Robert Capa, photographe de la couleur ? Longtemps une hérésie. La légende du journaliste hongrois, naturalisé américain, s’est écrite en noir et blanc. Pourtant, durant les quatorze dernières années de sa vie, soufflée par une mine en 1954, Capa emportait toujours, en reportage, un deuxième appareil chargé en pellicules Kodachrome. De chatoyants clichés dédaignés, ravalés à un rang mineur dans l’œuvre du cofondateur de l’agence Magnum.
L’oubli et l’émerveillement
Ces trésors tomberont dans l’oubli des décennies durant. Jusqu’à la réhabilitation. Et l’émerveillement de leur première présentation, à New York, dans l’exposition « Capa in Color ». C’est cet accrochage qui, après une escale française à Tours, débarque à Lille, en clou des Transphotographiques 2016.
À partir du 4 juin, le cœur de la biennale, orchestrée par la Maison de la photo de Lille et son directeur Olivier Spillebout, va battre au Tripostal, tout en irriguant galeries et cimaises éphémères dans la métropole (lire ci-dessous). Bannière – étoilée – de cette édition 2016 ? « These Americans ».
Le Tripo présentera ainsi « Tumultueuse Amérique », de Jean-Pierre Laffont. Fasciné par les États-Unis, le photographe français en a passionnément documenté les soubresauts à partir de 1965, passant des gangs new-yorkais au Ku Klux Klan, des hippies aux yuppies, du monde paysan à la guerre du Vietnam.
Clochards célestes made in UE
Le Vietnam, un traumatisme que le New-Yorkais Jeffrey Wolin explore, dans « From All Sides », à travers des portraits de vétérans, GI comme Vietcong. On serait tenté d’estampiller également made in USA « Scrublands », d’Antoine Bruy, tant ses beatniks croisés dans les marges de la vieille Europe cousinent avec les clochards célestes du Nouveau Monde.

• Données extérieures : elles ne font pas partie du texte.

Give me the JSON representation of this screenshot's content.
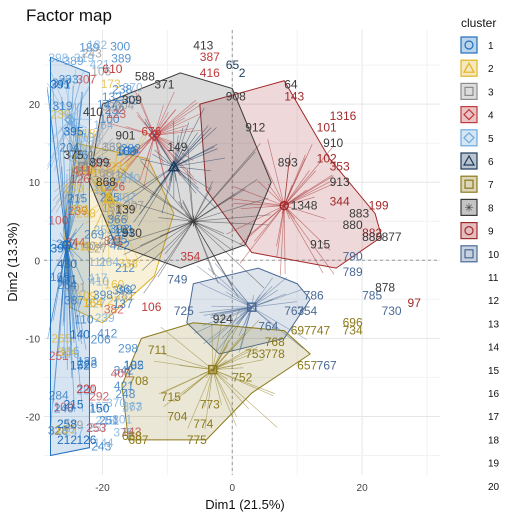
{
  "chart_data": {
    "type": "scatter",
    "title": "Factor map",
    "xlabel": "Dim1 (21.5%)",
    "ylabel": "Dim2 (13.3%)",
    "xlim": [
      -29,
      32
    ],
    "ylim": [
      -27.5,
      29.5
    ],
    "x_ticks": [
      -20,
      0,
      20
    ],
    "y_ticks": [
      -20,
      -10,
      0,
      10,
      20
    ],
    "x_tick_labels": [
      "-20",
      "0",
      "20"
    ],
    "y_tick_labels": [
      "-20",
      "-10",
      "0",
      "10",
      "20"
    ],
    "grid": true,
    "legend": {
      "title": "cluster",
      "placement": "right",
      "entries": [
        "1",
        "2",
        "3",
        "4",
        "5",
        "6",
        "7",
        "8",
        "9",
        "10",
        "11",
        "12",
        "13",
        "14",
        "15",
        "16",
        "17",
        "18",
        "19",
        "20"
      ]
    },
    "cluster_colors": {
      "1": "#1F6FBF",
      "2": "#E0B324",
      "3": "#8C8C8C",
      "4": "#C0393B",
      "5": "#6FA8DC",
      "6": "#1B3A5C",
      "7": "#8C7A1A",
      "8": "#3A3A3A",
      "9": "#A3292A",
      "10": "#4A6A95"
    },
    "centers": [
      {
        "cluster": "1",
        "x": -25.5,
        "y": 2
      },
      {
        "cluster": "2",
        "x": -19,
        "y": 8
      },
      {
        "cluster": "3",
        "x": -23,
        "y": 12
      },
      {
        "cluster": "4",
        "x": -12,
        "y": 16
      },
      {
        "cluster": "5",
        "x": -25,
        "y": 18
      },
      {
        "cluster": "6",
        "x": -9,
        "y": 12
      },
      {
        "cluster": "7",
        "x": -3,
        "y": -14
      },
      {
        "cluster": "8",
        "x": -6,
        "y": 5
      },
      {
        "cluster": "9",
        "x": 8,
        "y": 7
      },
      {
        "cluster": "10",
        "x": 3,
        "y": -6
      }
    ],
    "labels": [
      {
        "t": "413",
        "x": -6,
        "y": 27,
        "c": "8"
      },
      {
        "t": "387",
        "x": -5,
        "y": 25.5,
        "c": "4"
      },
      {
        "t": "65",
        "x": -1,
        "y": 24.5,
        "c": "6"
      },
      {
        "t": "2",
        "x": 1,
        "y": 23.5,
        "c": "6"
      },
      {
        "t": "64",
        "x": 8,
        "y": 22,
        "c": "8"
      },
      {
        "t": "416",
        "x": -5,
        "y": 23.5,
        "c": "4"
      },
      {
        "t": "588",
        "x": -15,
        "y": 23,
        "c": "8"
      },
      {
        "t": "908",
        "x": -1,
        "y": 20.5,
        "c": "8"
      },
      {
        "t": "143",
        "x": 8,
        "y": 20.5,
        "c": "9"
      },
      {
        "t": "1316",
        "x": 15,
        "y": 18,
        "c": "9"
      },
      {
        "t": "101",
        "x": 13,
        "y": 16.5,
        "c": "9"
      },
      {
        "t": "912",
        "x": 2,
        "y": 16.5,
        "c": "8"
      },
      {
        "t": "910",
        "x": 14,
        "y": 14.5,
        "c": "8"
      },
      {
        "t": "901",
        "x": -18,
        "y": 15.5,
        "c": "8"
      },
      {
        "t": "410",
        "x": -23,
        "y": 18.5,
        "c": "8"
      },
      {
        "t": "375",
        "x": -26,
        "y": 13,
        "c": "8"
      },
      {
        "t": "899",
        "x": -22,
        "y": 12,
        "c": "8"
      },
      {
        "t": "868",
        "x": -21,
        "y": 9.5,
        "c": "8"
      },
      {
        "t": "893",
        "x": 7,
        "y": 12,
        "c": "8"
      },
      {
        "t": "102",
        "x": 13,
        "y": 12.5,
        "c": "9"
      },
      {
        "t": "353",
        "x": 15,
        "y": 11.5,
        "c": "9"
      },
      {
        "t": "913",
        "x": 15,
        "y": 9.5,
        "c": "8"
      },
      {
        "t": "344",
        "x": 15,
        "y": 7,
        "c": "9"
      },
      {
        "t": "1348",
        "x": 9,
        "y": 6.5,
        "c": "8"
      },
      {
        "t": "199",
        "x": 21,
        "y": 6.5,
        "c": "9"
      },
      {
        "t": "883",
        "x": 18,
        "y": 5.5,
        "c": "8"
      },
      {
        "t": "880",
        "x": 17,
        "y": 4,
        "c": "8"
      },
      {
        "t": "882",
        "x": 20,
        "y": 3,
        "c": "9"
      },
      {
        "t": "877",
        "x": 23,
        "y": 2.5,
        "c": "8"
      },
      {
        "t": "888",
        "x": 20,
        "y": 2.5,
        "c": "8"
      },
      {
        "t": "915",
        "x": 12,
        "y": 1.5,
        "c": "8"
      },
      {
        "t": "790",
        "x": 17,
        "y": 0,
        "c": "10"
      },
      {
        "t": "789",
        "x": 17,
        "y": -2,
        "c": "10"
      },
      {
        "t": "786",
        "x": 11,
        "y": -5,
        "c": "10"
      },
      {
        "t": "785",
        "x": 20,
        "y": -5,
        "c": "10"
      },
      {
        "t": "878",
        "x": 22,
        "y": -4,
        "c": "8"
      },
      {
        "t": "97",
        "x": 27,
        "y": -6,
        "c": "9"
      },
      {
        "t": "730",
        "x": 23,
        "y": -7,
        "c": "10"
      },
      {
        "t": "763",
        "x": 8,
        "y": -7,
        "c": "10"
      },
      {
        "t": "754",
        "x": 10,
        "y": -7,
        "c": "10"
      },
      {
        "t": "696",
        "x": 17,
        "y": -8.5,
        "c": "7"
      },
      {
        "t": "734",
        "x": 17,
        "y": -9.5,
        "c": "7"
      },
      {
        "t": "697",
        "x": 9,
        "y": -9.5,
        "c": "7"
      },
      {
        "t": "747",
        "x": 12,
        "y": -9.5,
        "c": "7"
      },
      {
        "t": "764",
        "x": 4,
        "y": -9,
        "c": "10"
      },
      {
        "t": "924",
        "x": -3,
        "y": -8,
        "c": "8"
      },
      {
        "t": "768",
        "x": 5,
        "y": -11,
        "c": "7"
      },
      {
        "t": "778",
        "x": 5,
        "y": -12.5,
        "c": "7"
      },
      {
        "t": "753",
        "x": 2,
        "y": -12.5,
        "c": "7"
      },
      {
        "t": "657",
        "x": 10,
        "y": -14,
        "c": "7"
      },
      {
        "t": "767",
        "x": 13,
        "y": -14,
        "c": "10"
      },
      {
        "t": "752",
        "x": 0,
        "y": -15.5,
        "c": "7"
      },
      {
        "t": "725",
        "x": -9,
        "y": -7,
        "c": "10"
      },
      {
        "t": "749",
        "x": -10,
        "y": -3,
        "c": "10"
      },
      {
        "t": "711",
        "x": -13,
        "y": -12,
        "c": "7"
      },
      {
        "t": "708",
        "x": -16,
        "y": -16,
        "c": "7"
      },
      {
        "t": "715",
        "x": -11,
        "y": -18,
        "c": "7"
      },
      {
        "t": "773",
        "x": -5,
        "y": -19,
        "c": "7"
      },
      {
        "t": "704",
        "x": -10,
        "y": -20.5,
        "c": "7"
      },
      {
        "t": "774",
        "x": -6,
        "y": -21.5,
        "c": "7"
      },
      {
        "t": "775",
        "x": -7,
        "y": -23.5,
        "c": "7"
      },
      {
        "t": "668",
        "x": -17,
        "y": -23,
        "c": "7"
      },
      {
        "t": "687",
        "x": -16,
        "y": -23.5,
        "c": "7"
      },
      {
        "t": "150",
        "x": -22,
        "y": -19.5,
        "c": "1"
      },
      {
        "t": "212",
        "x": -27,
        "y": -23.5,
        "c": "1"
      },
      {
        "t": "126",
        "x": -24,
        "y": -23.5,
        "c": "1"
      },
      {
        "t": "106",
        "x": -14,
        "y": -6.5,
        "c": "4"
      },
      {
        "t": "354",
        "x": -8,
        "y": 0,
        "c": "4"
      },
      {
        "t": "399",
        "x": -28,
        "y": 1,
        "c": "1"
      },
      {
        "t": "930",
        "x": -17,
        "y": 3,
        "c": "8"
      },
      {
        "t": "139",
        "x": -18,
        "y": 6,
        "c": "8"
      },
      {
        "t": "431",
        "x": -27,
        "y": -3,
        "c": "1"
      },
      {
        "t": "430",
        "x": -27,
        "y": -1,
        "c": "1"
      },
      {
        "t": "389",
        "x": -26,
        "y": 25,
        "c": "5"
      },
      {
        "t": "391",
        "x": -28,
        "y": 22,
        "c": "1"
      },
      {
        "t": "395",
        "x": -26,
        "y": 16,
        "c": "1"
      },
      {
        "t": "309",
        "x": -17,
        "y": 20,
        "c": "8"
      },
      {
        "t": "371",
        "x": -12,
        "y": 22,
        "c": "8"
      },
      {
        "t": "610",
        "x": -20,
        "y": 24,
        "c": "4"
      },
      {
        "t": "676",
        "x": -14,
        "y": 16,
        "c": "4"
      },
      {
        "t": "149",
        "x": -10,
        "y": 14,
        "c": "8"
      },
      {
        "t": "140",
        "x": -25,
        "y": -10,
        "c": "1"
      },
      {
        "t": "152",
        "x": -25,
        "y": -14,
        "c": "1"
      },
      {
        "t": "215",
        "x": -26,
        "y": -19,
        "c": "1"
      },
      {
        "t": "258",
        "x": -27,
        "y": -21.5,
        "c": "1"
      },
      {
        "t": "164",
        "x": -23,
        "y": -6,
        "c": "2"
      },
      {
        "t": "301",
        "x": -25,
        "y": 6,
        "c": "2"
      },
      {
        "t": "220",
        "x": -24,
        "y": -17,
        "c": "4"
      }
    ],
    "hull_vertices": [
      {
        "cluster": "9",
        "points": [
          [
            -5,
            20
          ],
          [
            8,
            23
          ],
          [
            15,
            13
          ],
          [
            22,
            6
          ],
          [
            23,
            3
          ],
          [
            16,
            -1
          ],
          [
            3,
            1
          ],
          [
            -4,
            9
          ]
        ]
      },
      {
        "cluster": "10",
        "points": [
          [
            -6,
            -3
          ],
          [
            4,
            -1
          ],
          [
            10,
            -3
          ],
          [
            12,
            -5
          ],
          [
            8,
            -10
          ],
          [
            -2,
            -12
          ],
          [
            -7,
            -8
          ]
        ]
      },
      {
        "cluster": "7",
        "points": [
          [
            -14,
            -10
          ],
          [
            -6,
            -8
          ],
          [
            8,
            -9
          ],
          [
            12,
            -12
          ],
          [
            3,
            -17
          ],
          [
            -4,
            -23
          ],
          [
            -16,
            -23
          ],
          [
            -17,
            -16
          ]
        ]
      },
      {
        "cluster": "2",
        "points": [
          [
            -24,
            15
          ],
          [
            -13,
            13
          ],
          [
            -9,
            6
          ],
          [
            -12,
            -2
          ],
          [
            -20,
            -8
          ],
          [
            -25,
            -6
          ],
          [
            -26,
            4
          ]
        ]
      },
      {
        "cluster": "1",
        "points": [
          [
            -28,
            26
          ],
          [
            -22,
            24
          ],
          [
            -22,
            10
          ],
          [
            -22,
            -5
          ],
          [
            -22,
            -24
          ],
          [
            -28,
            -25
          ]
        ]
      },
      {
        "cluster": "8",
        "points": [
          [
            -20,
            20
          ],
          [
            -8,
            24
          ],
          [
            0,
            22
          ],
          [
            6,
            10
          ],
          [
            2,
            2
          ],
          [
            -8,
            -1
          ],
          [
            -18,
            2
          ],
          [
            -22,
            10
          ]
        ]
      }
    ]
  }
}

Ces Transphotos convoquent aussi, parmi la cinquantaine de photographes présentés, des régionaux, comme les Lillois Charles Delcourt et Cédric Dubus. Eux aussi ont rencontré (l’un sur la côte Ouest, l’autre sur la côte Est) « ces Américains », dont la biennale sonde l’âme. Les États-Unis, face B. Moins ceux de Trump que ceux de Kerouac. Moins House of Cards que The Wire. Moins Captain America qu’Easy Rider.